All the time I was getting my BFN’s people all around me were getting their BFP’s. I am so happy for those people, I truly am, and this is something that I think people need to understand. I would never wish this on anyone. If I ever act weird or seem sad, it’s not because I’m mad, jealous, or want something bad to happen. I am happy for you, but I am sad for us too. People shouldn’t be scared to talk baby with me. I love kids – that’s why I am a teacher.
So after nine long months I got that second BFP on April 9, 2012. Since I had already had one miscarriage my doctor got me in for some early blood work which all came back great. On May 1, Mike and I got to hear the heartbeat for the first time (best sound ever!). I felt like this was it. But, the next day I started to have some cramping. At 4 pm that day, it happened. That thing you never want to see if you are pregnant – blood. I called my doctor’s office right away and they told me to rest and come in first thing tomorrow. Sitting in that waiting room was awful. After what seemed like forever, there I was again laying on that table hoping that I would leave the doctor’s office that day still pregnant. Then, there it was again – that wonderful sound of a beating heart.
Sadly, a few days later things took a turn for the worse, and on May 7, I went back to the doctor where they confirmed that I had lost the pregnancy. Since I had two consecutive miscarriages, my doctor decided to run some tests where she found that I had a blood clotting disorder (Protein C Deficiency). This is good right? We had a problem and now we had a solution. I was going to be on blood thinners as soon as I got my next BFP.
Four months later on August 11, 2012 I got my third BFP. Unfortunately for us, this pregnancy ended yet again in a miscarriage. My doctor decided to send us to a specialist. Little did I know that now we were going to be encountering another problem – actually getting pregnant. So not only do we have to worry about keeping a pregnancy, but we have to, in fact, get pregnant in order to even worry about that. After months and months of trying with no luck (even with the help of fertility medicine) my doctor decided to do a laparoscopy. After the procedure, my doctor felt confident that he had fixed the problem of not being able to conceive and he wanted us to try without the help of fertility drugs.
Well, he was right. The month after my surgery on July 19, 2013, we got our fourth BFP. I went in for my first HCG draw and then again forty-eight hours later to see if my numbers doubled and they did. Unfortunately, I went back a few days later for another HCG draw and my numbers dropped. Four miscarriages! I never thought it would be this hard. And to think, I spent all those years worrying about not getting pregnant.

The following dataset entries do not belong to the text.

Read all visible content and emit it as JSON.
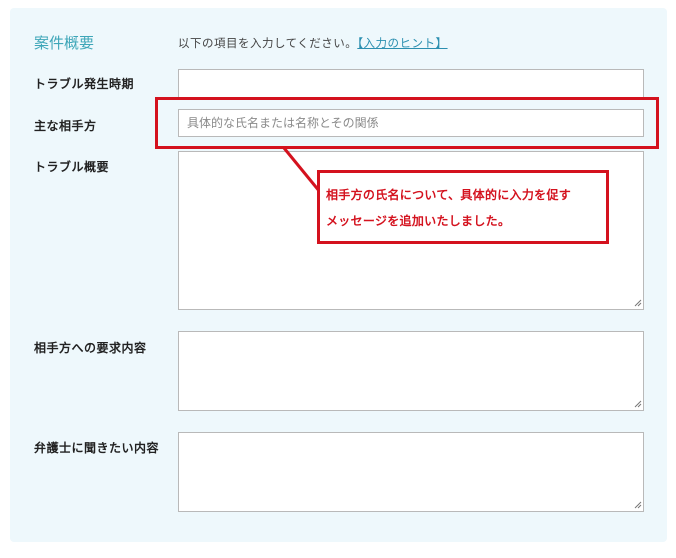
{
  "section": {
    "title": "案件概要",
    "hint_text": "以下の項目を入力してください。",
    "hint_link": "【入力のヒント】"
  },
  "fields": [
    {
      "label": "トラブル発生時期",
      "value": "",
      "placeholder": ""
    },
    {
      "label": "主な相手方",
      "value": "",
      "placeholder": "具体的な氏名または名称とその関係"
    },
    {
      "label": "トラブル概要",
      "value": "",
      "placeholder": ""
    },
    {
      "label": "相手方への要求内容",
      "value": "",
      "placeholder": ""
    },
    {
      "label": "弁護士に聞きたい内容",
      "value": "",
      "placeholder": ""
    }
  ],
  "annotation": {
    "line1": "相手方の氏名について、具体的に入力を促す",
    "line2": "メッセージを追加いたしました。"
  },
  "colors": {
    "panel_bg": "#eef8fc",
    "title": "#3ea6b8",
    "link": "#2b8fb0",
    "annotation": "#d4121e",
    "field_border": "#b9b9b9"
  }
}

I never would have thought that this would be something I would be sharing with the world, but this is our story. It’s not the story we wished for or ever wanted, but.. it is what it is. I have come to realize that having a miscarriage is not something I can control. Mike and I do the only thing we can at this point which is picking ourselves up for the fourth time and having to accept that it is what it is. Who knows what is in store for us, but the one thing I am sure of is that I am so thankful to have Mike. He is my rock and sometimes I feel like our husbands get forgotten when it comes to miscarriages, because it’s not their body. But the truth is, they feel the same grief that we do.
Thank you for allowing me to share my story.